Conjugated linoleic acid is a stereoisomer of LA [7]. CLA
is contained in beef, lamb, and also in vegetable oils [8]. Roles of
these dietary PPARγ ligands on PPARγ activation are not still unclear.
Colorectal cancer is a good model for influence of nutritional factors to
cancer development and progression [9, 10]. In this review,
roles of LA and CLA for colorectal cancer progression and therapeutic
possibility are discussed as dietary PPARγ ligands.
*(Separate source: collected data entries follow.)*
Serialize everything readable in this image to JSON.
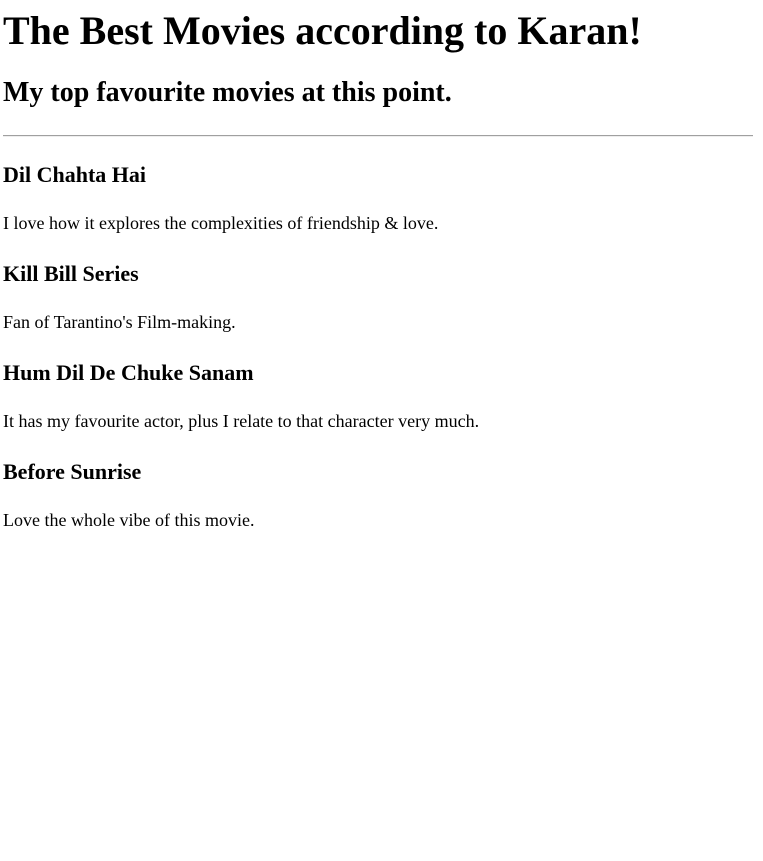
{
  "page": {
    "title": "The Best Movies according to Karan!",
    "subtitle": "My top favourite movies at this point."
  },
  "movies": [
    {
      "title": "Dil Chahta Hai",
      "description": "I love how it explores the complexities of friendship & love."
    },
    {
      "title": "Kill Bill Series",
      "description": "Fan of Tarantino's Film-making."
    },
    {
      "title": "Hum Dil De Chuke Sanam",
      "description": "It has my favourite actor, plus I relate to that character very much."
    },
    {
      "title": "Before Sunrise",
      "description": "Love the whole vibe of this movie."
    }
  ]
}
2. Metabolic Pathways of Linoleic Acid
Prostaglandins (PGs) are bioactive
lipids derived from the metabolites of membrane polyunsaturated fatty acids
(PUFAs), and play important roles in a number of biological processes [11]. Cyclooxygenases-2 (COX-2)-dependent overproduction of PGE2 is hypothesized
to be an important part of sustained proliferative and chronic inflammatory
conditions [12, 13]. Several in vivostudies
hypothesize that a high amount of ω-6 PUFA such as LA might
enhance colorectal carcinogenesis via stimulation of colonic epithelial cell
proliferation [14–17]. In fact, rats treated with a genotoxic agent, azoxymethane (AOM), and fed a diet supplemented with LA
develop more tumors than those treated with AOM alone [18].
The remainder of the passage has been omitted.